Fidèle au poste pendant près de 50 ans, un pompier volontaire du Lot devient recordman de France

Pour une fois, il ne s’agit pas d’un départ de feu, mais d’un départ tout court. Et pas des moindres. Celui qui détient le « record de longévité » au sein d’une même caserne, vient de raccrocher la tenue définitivement. Portrait d’un homme engagé pour les autres durant un demi-siècle.

Il compte trés précisément à son actif 49 ans et 8 mois de bons et loyaux services chez les pompiers du Lot. C'est une sacrée page qui se tourne pour Jean-Claude Fel et ses collègues de la caserne de Bagnac-sur-Célé. Celui que tous surnommaient affectueusement "Petit Léon" (en référence à son père, Léon, lui-même pompier) faisait partie des murs. Il vient de raccrocher, tout en détrônant au passage le précédent record (seulement 48 ans, 8 mois et 19 jours !).

Pompier volontaire depuis ses 16 ans

Le sergent Fel intègre les rangs des pompiers le 1er janvier 1972, l’année de ses 16 ans pour ne plus jamais les quitter. Après son service militaire chez les pompiers de Paris, il commence son volontariat à Bagnac-sur-Célé, dans le Lot, et gardera sa « carte de fidélité » pendant 50 ans, tout en travaillant comme agent d’entretien pour la mairie du village.
 

Jean-Claude Fel a vu défiler les recrues pendant près d’un demi-siècle, tout en étant le pilier de la caserne. Il garde en mémoire les déclenchements sur des grosses interventions :
« Certaines marquent plus que d’autres évidemment. Dans le désordre, il y eu les colonnes (renforts dans d’autres départements) sur les gros feux dans le Var, les inondations dans le Gard ou à la Faute-sur-Mer (après le passage de la tempête Xynthia en 2010), la grosse tempête de 1999 où je suis intervenu dans les Landes et puis aussi le naufrage de l’Erika (en décembre 1999) et celui du pétrolier Prestige (en novembre 2002), la marée noire en Bretagne… »

Les souvenirs sont gravés mais c’est avec beaucoup d’humilité que celui qui a dédié sa vie aux autres les fait remonter dans sa mémoire. Et en haute place dans les souvenirs, il y a sa « deuxième famille » de la caserne.

À la caserne désormais, un grand vide

Jean-Claude Fel a clairement marqué les esprits tout au long de son impressionnante carrière. Le chef de centre actuel, Jean-Paul Pancou, ne cache pas son émotion en évoquant ce départ : « C’était le papa de tout le monde, il nous a tous vus arriver ! Il a donné 50 ans de sa vie pour secourir et soulager. On était tellement habitués à ce qu’il soit là, cela fait un grand vide. Et en temps que chef de centre, savoir qu’un élément fiable comme lui était là, c’était très appréciable. C’est une perte pour la caserne ».

Il faut dire que le sergent Fel n’a jamais compté ses heures. Il était fidèle au poste à toute heure du jour et de la nuit, ou encore pour les astreintes de week-end.
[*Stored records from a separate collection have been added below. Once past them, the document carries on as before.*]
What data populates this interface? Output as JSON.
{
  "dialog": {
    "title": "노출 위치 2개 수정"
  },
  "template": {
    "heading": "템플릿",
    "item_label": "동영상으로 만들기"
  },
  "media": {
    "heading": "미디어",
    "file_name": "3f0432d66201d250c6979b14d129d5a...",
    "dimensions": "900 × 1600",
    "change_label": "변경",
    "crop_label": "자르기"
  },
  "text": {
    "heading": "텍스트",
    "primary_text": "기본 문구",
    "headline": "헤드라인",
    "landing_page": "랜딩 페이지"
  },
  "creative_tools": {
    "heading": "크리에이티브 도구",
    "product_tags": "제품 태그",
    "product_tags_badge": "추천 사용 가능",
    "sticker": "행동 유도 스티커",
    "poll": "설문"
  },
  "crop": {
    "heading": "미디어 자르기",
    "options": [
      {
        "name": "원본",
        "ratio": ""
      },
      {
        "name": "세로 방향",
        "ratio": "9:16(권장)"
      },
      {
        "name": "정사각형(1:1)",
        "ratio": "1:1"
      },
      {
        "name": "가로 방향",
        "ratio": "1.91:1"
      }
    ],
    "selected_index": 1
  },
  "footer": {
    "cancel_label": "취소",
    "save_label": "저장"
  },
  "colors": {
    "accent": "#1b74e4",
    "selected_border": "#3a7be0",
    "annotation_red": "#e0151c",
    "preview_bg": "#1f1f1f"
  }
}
Une disponibilité à 200%, sa persévérance, son amitié sincère, sa fiabilité, son amour des autres et de la nature : ses collègues ne manquent pas de qualificatifs élogieux à son égard.

Pour son dernier jour en tenue de pompier, le jour de ses 65 ans, ils lui ont fait la surprise d’une parade, à bord d’un de leurs véhicules, dans les rues du village. Les compagnons de terrain ont fait une jolie haie d’honneur pour le sergent et celle qui a accepté son engagement chronophage et ses absences de cinq à six jours récurrentes, son épouse Jeanette.
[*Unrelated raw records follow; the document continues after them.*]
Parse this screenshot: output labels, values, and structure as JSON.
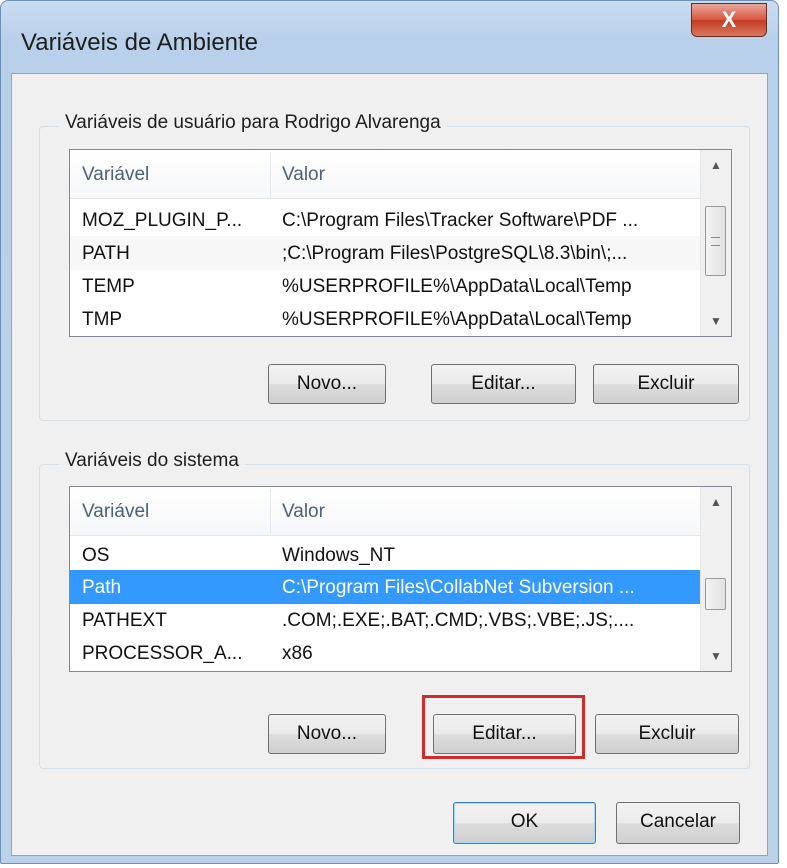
{
  "window": {
    "title": "Variáveis de Ambiente",
    "close_label": "X"
  },
  "user_vars": {
    "group_label": "Variáveis de usuário para Rodrigo Alvarenga",
    "columns": [
      "Variável",
      "Valor"
    ],
    "rows": [
      {
        "name": "MOZ_PLUGIN_P...",
        "value": "C:\\Program Files\\Tracker Software\\PDF ..."
      },
      {
        "name": "PATH",
        "value": ";C:\\Program Files\\PostgreSQL\\8.3\\bin\\;..."
      },
      {
        "name": "TEMP",
        "value": "%USERPROFILE%\\AppData\\Local\\Temp"
      },
      {
        "name": "TMP",
        "value": "%USERPROFILE%\\AppData\\Local\\Temp"
      }
    ],
    "buttons": {
      "new": "Novo...",
      "edit": "Editar...",
      "delete": "Excluir"
    }
  },
  "system_vars": {
    "group_label": "Variáveis do sistema",
    "columns": [
      "Variável",
      "Valor"
    ],
    "rows": [
      {
        "name": "OS",
        "value": "Windows_NT"
      },
      {
        "name": "Path",
        "value": "C:\\Program Files\\CollabNet Subversion ...",
        "selected": true
      },
      {
        "name": "PATHEXT",
        "value": ".COM;.EXE;.BAT;.CMD;.VBS;.VBE;.JS;...."
      },
      {
        "name": "PROCESSOR_A...",
        "value": "x86"
      }
    ],
    "buttons": {
      "new": "Novo...",
      "edit": "Editar...",
      "delete": "Excluir"
    }
  },
  "footer": {
    "ok": "OK",
    "cancel": "Cancelar"
  },
  "colors": {
    "selection": "#3399ff",
    "highlight_box": "#d12a2a"
  },
  "icons": [
    "close-icon",
    "scroll-up-icon",
    "scroll-down-icon"
  ]
}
Le témoin de 50 ans d’évolution du métier de pompier

Ils sont peu nombreux à pouvoir comparer le métier sur une période de cinquante ans :

« Avant on avait les sirènes pour être déclenchés, puis les bipeurs sont arrivés. À chaque intervention, la machine choisissait les effectifs en fonction des compétences et des interventions. Le matériel a beaucoup évolué aussi. Le nombre d’interventions aussi. À la caserne au début, nous avions deux véhicules, maintenant il y en a six. »

Jean-Claude Fel n’a pas encore tourné la page de cinquante années d’engagement, sa nouvelle vie vient à peine de commencer. Une chose est sure, le tout jeune retraité veut se consacrer à sa famille et à sa seconde passion : la chasse. D’ici là, des cérémonies avec remise de médaille seront organisées pour rendre hommage aux qualités humaines de ce pompier volontaire. Et saluer ce qui n’existe probablement plus ailleurs : une carrière d’un demi-siècle dans la même caserne.